Getzow is getting pretty well known along the Polk Street corridor. Unlike other serial evictees, who move among different neighborhoods, all of his eight evictions in San Francisco have occurred in a 20-block area known as Lower Nob Hill. It includes lower Polk Street between California and McAllister, where a mishmash of businesses seem to defy traditional neighborhood classification. There are a lot of marginal residence hotels and older apartment buildings whose managers ask few questions of prospective tenants. It's a place where someone like Getzow can blend into the social spectrum that includes young professionals walking briskly between the upscale restaurants and wine bars, old bohemians sipping cappuccinos at cafes, and teenage street hustlers trolling the street for tricks.

Lynne Hubbard, the rental agent who screened Getzow, says the problems he caused put a heavy strain on her dealings with O'Reilly, and they eventually severed their business relationship. Hubbard has seen Getzow walking along Polk, and heard that he moved into another building nearby. "Why does he have to stay in this neighborhood?" Hubbard says as she watches the bustling foot traffic from the Crepe House restaurant. "He's ripped off so many people here, and he continues to eat and drink and hang out in this neighborhood. And we have to watch him."

Babcock, who got to know Getzow fairly well while they lived in the same building, says Getzow has a lot of potential, and it's a shame that it goes to waste. "If he just put the same energy into a profession that he puts into not paying rent and spending time in court, he would probably be a very successful man," he says.
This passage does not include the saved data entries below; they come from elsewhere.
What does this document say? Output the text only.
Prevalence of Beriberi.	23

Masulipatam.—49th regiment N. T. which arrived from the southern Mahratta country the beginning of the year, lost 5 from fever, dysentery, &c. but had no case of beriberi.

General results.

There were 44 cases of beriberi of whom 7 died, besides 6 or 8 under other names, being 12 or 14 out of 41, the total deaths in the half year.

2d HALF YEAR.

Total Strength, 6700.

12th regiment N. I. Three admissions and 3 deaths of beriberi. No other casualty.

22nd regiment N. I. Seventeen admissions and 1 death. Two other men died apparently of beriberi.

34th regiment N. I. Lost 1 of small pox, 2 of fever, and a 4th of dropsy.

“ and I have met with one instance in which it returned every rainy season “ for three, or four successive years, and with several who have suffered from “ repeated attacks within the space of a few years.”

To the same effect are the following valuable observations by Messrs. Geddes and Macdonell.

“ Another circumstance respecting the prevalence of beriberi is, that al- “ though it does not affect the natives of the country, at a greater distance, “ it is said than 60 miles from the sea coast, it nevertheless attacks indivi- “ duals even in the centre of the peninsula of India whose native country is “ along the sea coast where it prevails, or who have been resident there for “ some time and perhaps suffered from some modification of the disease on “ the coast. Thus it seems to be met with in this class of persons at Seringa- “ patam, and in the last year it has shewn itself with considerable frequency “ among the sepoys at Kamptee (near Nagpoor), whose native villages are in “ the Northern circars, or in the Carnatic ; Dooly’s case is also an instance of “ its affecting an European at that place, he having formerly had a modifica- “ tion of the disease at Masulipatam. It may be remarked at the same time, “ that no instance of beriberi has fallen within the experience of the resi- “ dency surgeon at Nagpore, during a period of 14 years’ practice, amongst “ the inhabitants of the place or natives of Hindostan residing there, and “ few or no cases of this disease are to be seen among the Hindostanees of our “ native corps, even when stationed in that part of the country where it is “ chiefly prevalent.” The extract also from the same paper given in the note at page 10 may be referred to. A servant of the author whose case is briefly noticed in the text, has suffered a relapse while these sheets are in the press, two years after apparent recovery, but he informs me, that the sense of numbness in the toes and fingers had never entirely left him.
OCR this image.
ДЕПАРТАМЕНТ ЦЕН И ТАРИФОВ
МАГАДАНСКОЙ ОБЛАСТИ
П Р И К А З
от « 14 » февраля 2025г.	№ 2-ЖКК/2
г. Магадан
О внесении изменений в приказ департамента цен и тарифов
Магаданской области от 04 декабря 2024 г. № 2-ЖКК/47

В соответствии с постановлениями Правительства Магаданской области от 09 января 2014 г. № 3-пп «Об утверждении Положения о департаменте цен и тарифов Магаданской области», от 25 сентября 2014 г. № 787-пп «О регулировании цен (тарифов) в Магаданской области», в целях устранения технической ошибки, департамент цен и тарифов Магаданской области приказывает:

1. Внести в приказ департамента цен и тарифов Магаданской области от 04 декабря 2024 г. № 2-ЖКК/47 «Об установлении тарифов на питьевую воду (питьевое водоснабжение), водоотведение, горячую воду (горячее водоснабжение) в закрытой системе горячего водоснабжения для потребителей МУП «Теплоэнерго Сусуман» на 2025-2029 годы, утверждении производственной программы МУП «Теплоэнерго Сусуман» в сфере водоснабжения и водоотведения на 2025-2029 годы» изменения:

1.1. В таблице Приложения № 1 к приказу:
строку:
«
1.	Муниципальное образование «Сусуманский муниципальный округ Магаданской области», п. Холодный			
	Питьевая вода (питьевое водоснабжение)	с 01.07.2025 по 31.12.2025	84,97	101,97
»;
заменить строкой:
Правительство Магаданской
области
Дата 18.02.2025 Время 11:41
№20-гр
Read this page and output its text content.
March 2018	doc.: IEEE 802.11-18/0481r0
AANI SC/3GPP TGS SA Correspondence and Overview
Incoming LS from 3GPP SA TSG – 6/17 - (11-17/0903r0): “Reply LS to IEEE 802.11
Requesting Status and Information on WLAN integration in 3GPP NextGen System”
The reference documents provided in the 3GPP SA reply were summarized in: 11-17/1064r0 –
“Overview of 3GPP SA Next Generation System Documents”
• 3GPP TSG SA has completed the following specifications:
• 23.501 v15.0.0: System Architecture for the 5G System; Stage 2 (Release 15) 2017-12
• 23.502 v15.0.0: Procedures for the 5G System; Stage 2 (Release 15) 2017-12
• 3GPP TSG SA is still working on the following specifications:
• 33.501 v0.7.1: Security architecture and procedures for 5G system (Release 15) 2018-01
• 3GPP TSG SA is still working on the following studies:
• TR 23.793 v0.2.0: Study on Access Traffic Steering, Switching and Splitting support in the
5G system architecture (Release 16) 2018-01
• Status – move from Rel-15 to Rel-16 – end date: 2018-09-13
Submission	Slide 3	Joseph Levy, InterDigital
On a windy afternoon in late May, Getzow was moving his belongings out of his room above the Holy Grail. O'Reilly stood stone-faced at the corner, watching the man who cost him thousands of dollars in lost rent and legal fees load his possessions into a vehicle. He was overheard telling one of his employees in a heavy Irish brogue, "I'm just glad to be rid of the bastard."

A couple of other residents couldn't help but laugh when they recognized the man helping Getzow as the manager of a small apartment building at 1470 California, just a few blocks away. "He's a real operator," one of them says. "I feel sorry for his new landlord. He's going to find out soon enough."